The Falcons drove down the field again, settling for Matt Bryant’s 28-yard field goal and a 10-0 lead. Then, with Green Bay poised to make a game of it, Atlanta’s much-maligned defense — one of the lowest ranked in the NFL — came through a momentum-swinging play. Fullback Aaron Ripkowski was breaking tackles and rumbling toward the end zone when Jalen Collins stripped the ball from behind and fell on it just across the goal line for a touchback.

On the ensuing possession, Ryan hooked up with Jones three times for 56 yards. Ryan finished it off with some surprisingly nimble running skills, faking out one defender with a pump fake before diving into the end zone for a 14-yard touchdown run. It was Matty Ice’s first rushing touchdown since Week 1 of the 2012 season and sparked an uncharacteristic outburst from the normally even-tempered quarterback.

Ryan gave the ball a thunderous spike and let out a scream that made it clear he wanted this game more than anything in his career.
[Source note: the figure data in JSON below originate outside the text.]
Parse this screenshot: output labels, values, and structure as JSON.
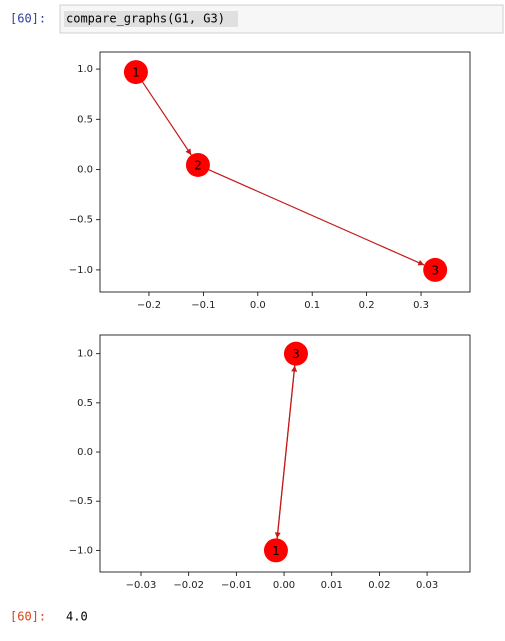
{
  "input_cell": {
    "prompt": "[60]:",
    "code": "compare_graphs(G1, G3)"
  },
  "chart_data": [
    {
      "type": "network",
      "nodes": [
        {
          "label": "1",
          "x": -0.224,
          "y": 0.97
        },
        {
          "label": "2",
          "x": -0.11,
          "y": 0.045
        },
        {
          "label": "3",
          "x": 0.326,
          "y": -1.0
        }
      ],
      "edges": [
        [
          "1",
          "2"
        ],
        [
          "2",
          "3"
        ]
      ],
      "node_color": "#ff0000",
      "edge_color": "#c41a1a",
      "xlim": [
        -0.29,
        0.39
      ],
      "ylim": [
        -1.22,
        1.17
      ],
      "xticks": [
        {
          "value": -0.2,
          "label": "−0.2"
        },
        {
          "value": -0.1,
          "label": "−0.1"
        },
        {
          "value": 0,
          "label": "0.0"
        },
        {
          "value": 0.1,
          "label": "0.1"
        },
        {
          "value": 0.2,
          "label": "0.2"
        },
        {
          "value": 0.3,
          "label": "0.3"
        }
      ],
      "yticks": [
        {
          "value": 1,
          "label": "1.0"
        },
        {
          "value": 0.5,
          "label": "0.5"
        },
        {
          "value": 0,
          "label": "0.0"
        },
        {
          "value": -0.5,
          "label": "−0.5"
        },
        {
          "value": -1,
          "label": "−1.0"
        }
      ]
    },
    {
      "type": "network",
      "nodes": [
        {
          "label": "1",
          "x": -0.0017,
          "y": -1.0
        },
        {
          "label": "3",
          "x": 0.0025,
          "y": 1.0
        }
      ],
      "edges": [
        [
          "1",
          "3"
        ],
        [
          "3",
          "1"
        ]
      ],
      "node_color": "#ff0000",
      "edge_color": "#c41a1a",
      "xlim": [
        -0.0386,
        0.039
      ],
      "ylim": [
        -1.22,
        1.19
      ],
      "xticks": [
        {
          "value": -0.03,
          "label": "−0.03"
        },
        {
          "value": -0.02,
          "label": "−0.02"
        },
        {
          "value": -0.01,
          "label": "−0.01"
        },
        {
          "value": 0,
          "label": "0.00"
        },
        {
          "value": 0.01,
          "label": "0.01"
        },
        {
          "value": 0.02,
          "label": "0.02"
        },
        {
          "value": 0.03,
          "label": "0.03"
        }
      ],
      "yticks": [
        {
          "value": 1,
          "label": "1.0"
        },
        {
          "value": 0.5,
          "label": "0.5"
        },
        {
          "value": 0,
          "label": "0.0"
        },
        {
          "value": -0.5,
          "label": "−0.5"
        },
        {
          "value": -1,
          "label": "−1.0"
        }
      ]
    }
  ],
  "output_cell": {
    "prompt": "[60]:",
    "text": "4.0"
  }
}
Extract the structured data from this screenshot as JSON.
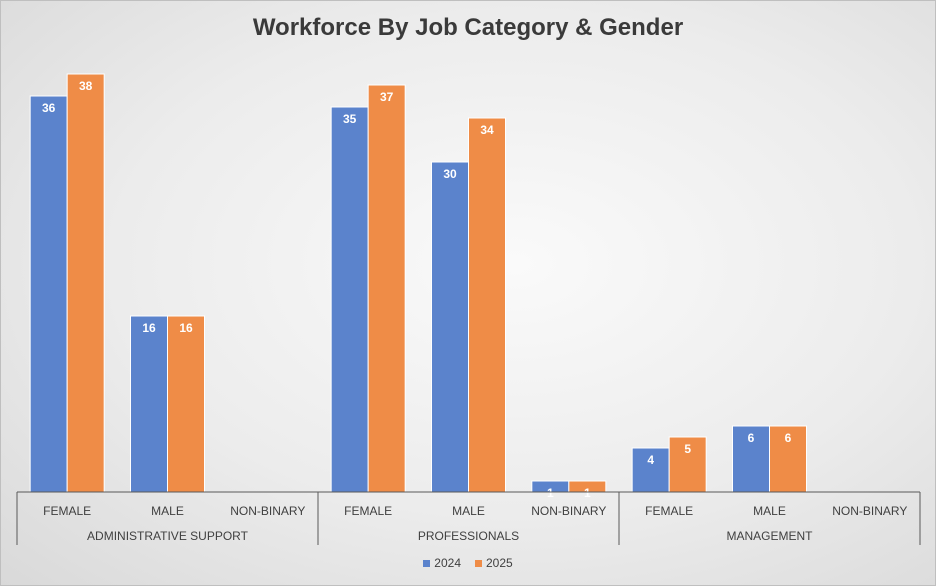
{
  "chart_data": {
    "type": "bar",
    "title": "Workforce By Job Category & Gender",
    "groups": [
      {
        "name": "ADMINISTRATIVE SUPPORT",
        "categories": [
          "FEMALE",
          "MALE",
          "NON-BINARY"
        ]
      },
      {
        "name": "PROFESSIONALS",
        "categories": [
          "FEMALE",
          "MALE",
          "NON-BINARY"
        ]
      },
      {
        "name": "MANAGEMENT",
        "categories": [
          "FEMALE",
          "MALE",
          "NON-BINARY"
        ]
      }
    ],
    "series": [
      {
        "name": "2024",
        "color": "#5b83cc",
        "values": [
          36,
          16,
          null,
          35,
          30,
          1,
          4,
          6,
          null
        ]
      },
      {
        "name": "2025",
        "color": "#ef8c47",
        "values": [
          38,
          16,
          null,
          37,
          34,
          1,
          5,
          6,
          null
        ]
      }
    ],
    "ylim": [
      0,
      40
    ],
    "grid": false,
    "legend_position": "bottom"
  }
}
The guy who had a 1-4 record in the playoffs over his first eight seasons has finally earned his spot on the biggest stage of them all.

DON’T FORGET THE DEFENSE

Atlanta’s defense, an afterthought to the guys on the other side of the line, kept the Packers out of the end zone until the game was essentially locked up.

Rodgers finished 27 of 45 for 287 yards and three TDs, but he was threw an interception, was sacked twice and faced a relentless Falcons rush much of the game, especially when Packers were forced to throw on almost every down.

The Falcons finished with a 493-367 edge in total yards.

DOME FINALE

What a send-off for the Georgia Dome, the Falcons’ home since 1992, which will be torn down and replaced next season by $1.5 billion Mercedes-Benz Stadium.

With the home team comfortably ahead, the raucous crowd of more than 71,000 basically partied through the whole second half, bouncing along to rap music that turned the stadium with the big top-like roof into the world’s largest dance club.

The intensity of the celebration was understandable, given the Falcons’ largely forgettable history and the heartache doled out by all of Atlanta’s pro sports teams. The Braves, way back in 1995, are still the city’s only team to capture a big league championship.

Now, the Falcons are one win away from adding another title to that barren trophy case.